If an AI is trained on historical data that reflects societal biases, a highly "accurate" model is one that has learned to replicate those biases perfectly. Consider a classifier designed to predict students' academic performance based on historical data. Such a model is not learning objective performance, but rather the outcomes of a system where, as one analysis puts it, historical injustices have already stacked the deck:

“…that racism (and classism, homophobia, etc.) has made people physically, mentally, and spiritually ill and dampened their chance at a fair shot at higher education (and at life and living).”

A model that is highly accurate at predicting outcomes based on a biased past is not a fair decision-making tool. When we ask an AI to be "accurate" in predicting the results of an unjust history, we are asking it to be a perfect engine for perpetuating that injustice.

Even Huge Datasets Can Hide Critical Biases of Omission

True fairness depends not just on the quality of the data but on its completeness. An AI model can only be as fair as the data it is trained on, and if that data is not representative of the entire population, the model's blind spots will inevitably fall on those who are left out.
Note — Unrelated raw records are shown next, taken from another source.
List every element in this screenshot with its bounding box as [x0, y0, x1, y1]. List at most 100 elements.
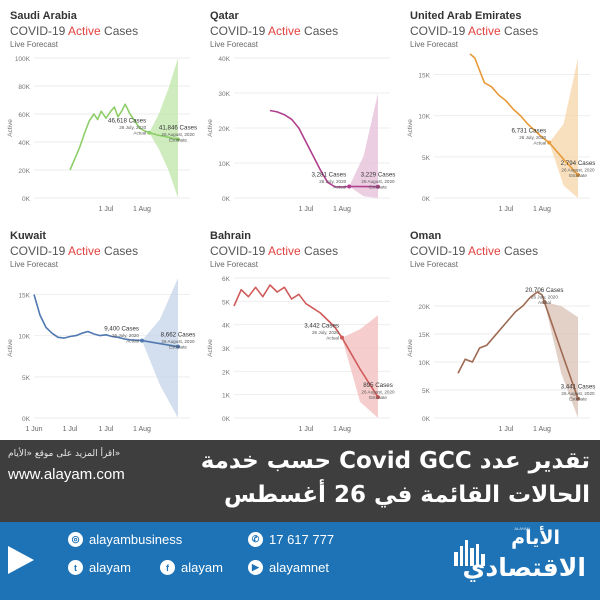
y-axis-label: Active: [407, 119, 414, 137]
y-tick-label: 40K: [218, 56, 230, 63]
y-tick-label: 100K: [15, 56, 31, 63]
panel-live-label: Live Forecast: [210, 40, 259, 49]
annotation-value: 8,662 Cases: [161, 332, 196, 339]
chart-kuwait: 0K 5K 10K 15K 1 Jun 1 Jul 1 Jul 1 Aug Active 9,40…: [7, 278, 196, 433]
annotation-date: 26 July, 2020: [119, 125, 146, 130]
forecast-series-line: [548, 142, 579, 176]
y-tick-label: 80K: [18, 84, 30, 91]
annotation-value: 3,281 Cases: [311, 172, 346, 179]
annotation-kind: Estimate: [569, 173, 587, 178]
forecast-band: [549, 58, 578, 198]
y-tick-label: 0K: [422, 416, 431, 423]
chart-panel-qatar: Qatar COVID-19 Active Cases Live Forecas…: [200, 0, 400, 218]
panel-subtitle: COVID-19 Active Cases: [410, 244, 539, 258]
actual-series-line: [33, 294, 143, 342]
y-tick-label: 10K: [18, 334, 30, 341]
annotation-date: 26 July, 2020: [112, 333, 139, 338]
skyline-logo-icon: [454, 540, 485, 566]
x-tick-label: 1 Jul: [499, 426, 514, 433]
chart-panel-bahrain: Bahrain COVID-19 Active Cases Live Forec…: [200, 220, 400, 438]
annotation-point: [576, 172, 580, 177]
annotation-kind: Estimate: [169, 345, 187, 350]
annotation-kind: Actual: [326, 336, 339, 341]
annotation-date: 26 August, 2020: [361, 390, 395, 395]
annotation-kind: Actual: [126, 339, 139, 344]
panel-title: Kuwait: [10, 230, 47, 242]
youtube-handle[interactable]: ▶ alayamnet: [248, 560, 329, 575]
twitter-icon: t: [68, 560, 83, 575]
y-axis-label: Active: [207, 119, 214, 137]
twitter-handle[interactable]: t alayam: [68, 560, 131, 575]
y-tick-label: 0K: [222, 416, 231, 423]
x-tick-label: 1 Jul: [99, 426, 114, 433]
annotation-value: 2,794 Cases: [561, 160, 596, 167]
x-tick-label: 1 Jul: [99, 206, 114, 213]
forecast-series-line: [341, 337, 379, 398]
phone-icon: ✆: [248, 532, 263, 547]
facebook-label: alayam: [181, 560, 223, 575]
x-tick-label: 1 Jul: [299, 426, 314, 433]
actual-series-line: [469, 53, 550, 144]
x-tick-label: 1 Aug: [333, 426, 351, 433]
y-axis-label: Active: [7, 339, 14, 357]
y-tick-label: 1K: [222, 393, 231, 400]
forecast-series-line: [543, 301, 579, 399]
annotation-point: [140, 338, 144, 343]
y-tick-label: 5K: [422, 155, 431, 162]
forecast-band: [142, 278, 178, 418]
phone-number[interactable]: ✆ 17 617 777: [248, 532, 334, 547]
annotation-point: [176, 137, 180, 142]
annotation-point: [376, 184, 380, 189]
facebook-handle[interactable]: f alayam: [160, 560, 223, 575]
annotation-date: 26 August, 2020: [361, 179, 395, 184]
x-tick-label: 1 Jun: [25, 426, 42, 433]
annotation-value: 46,618 Cases: [108, 118, 146, 125]
annotation-kind: Estimate: [369, 185, 387, 190]
y-tick-label: 30K: [218, 91, 230, 98]
y-tick-label: 5K: [422, 388, 431, 395]
annotation-value: 6,731 Cases: [511, 128, 546, 135]
annotation-kind: Actual: [133, 131, 146, 136]
y-tick-label: 10K: [418, 114, 430, 121]
facebook-icon: f: [160, 560, 175, 575]
actual-series-line: [457, 291, 546, 374]
panel-title: Oman: [410, 230, 442, 242]
site-url-link[interactable]: www.alayam.com: [8, 466, 125, 483]
annotation-date: 26 July, 2020: [519, 135, 546, 140]
forecast-series-line: [141, 339, 179, 348]
annotation-point: [547, 140, 552, 145]
x-tick-label: 1 Jul: [299, 206, 314, 213]
y-tick-label: 15K: [18, 292, 30, 299]
y-tick-label: 5K: [22, 375, 31, 382]
annotation-date: 26 July, 2020: [312, 330, 339, 335]
annotation-kind: Actual: [533, 141, 546, 146]
panel-title: Qatar: [210, 10, 239, 22]
annotation-point: [542, 300, 547, 305]
panel-live-label: Live Forecast: [410, 40, 459, 49]
y-tick-label: 2K: [222, 369, 231, 376]
brand-name-bottom: الاقتصادي: [462, 553, 586, 582]
y-tick-label: 3K: [222, 346, 231, 353]
annotation-kind: Estimate: [369, 395, 387, 400]
x-tick-label: 1 Jul: [499, 206, 514, 213]
y-tick-label: 0K: [22, 416, 31, 423]
phone-label: 17 617 777: [269, 532, 335, 547]
y-tick-label: 0K: [422, 196, 431, 203]
y-axis-label: Active: [207, 339, 214, 357]
panel-live-label: Live Forecast: [10, 40, 59, 49]
panel-live-label: Live Forecast: [10, 260, 59, 269]
y-tick-label: 40K: [18, 140, 30, 147]
instagram-icon: ◎: [68, 532, 83, 547]
annotation-value: 41,846 Cases: [159, 124, 197, 131]
instagram-handle[interactable]: ◎ alayambusiness: [68, 532, 182, 547]
panel-live-label: Live Forecast: [210, 260, 259, 269]
forecast-band: [349, 93, 378, 198]
panel-live-label: Live Forecast: [410, 260, 459, 269]
headline-line-1: حسب خدمة Covid GCC تقدير عدد: [200, 448, 590, 474]
annotation-point: [176, 344, 180, 349]
chart-panel-saudi-arabia: Saudi Arabia COVID-19 Active Cases Live …: [0, 0, 200, 218]
y-tick-label: 10K: [418, 360, 430, 367]
y-tick-label: 4K: [222, 323, 231, 330]
actual-series-line: [269, 109, 350, 188]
The US Department of Veterans Affairs (VA) provides a powerful case study. The VA has a massive database covering roughly 9 million veterans, making it one of the largest integrated healthcare systems in the country. Yet, this is only about half of the estimated 18 million veterans in the United States.

This creates a significant risk. AI applications trained on this vast but incomplete dataset may not produce reliable or effective recommendations for all veterans. Vulnerable populations, such as homeless veterans, are particularly at risk of being excluded from the VA system and, therefore, from the data used to train these models. The very people who may need the most support are the ones the AI is least likely to "see." This is not merely a data gap; it is an intersectional failure, where the very life circumstances that make these veterans most vulnerable also render them invisible to the systems designed to help them.

Conclusion: Beyond the Checklist—Asking the Right Questions

Achieving true fairness in AI requires us to move beyond simplistic, single-axis checklists and embrace the complexity of human identity and experience. It means recognizing that an AI can be technically "fair" by conventional metrics while inflicting real, yet easily overlooked, harm on specific communities.

This shift demands that we look for hidden harms at the intersections, that we question the completeness and history of the data we use, and that we rethink our definition of what makes a "good" model. It's not enough to ask if our AI is fair on average; we must ask who, specifically, it might be failing.

As we delegate more decisions to algorithms, are we building systems that see people in their full complexity, or are we designing a future where only the simplest identities are treated fairly?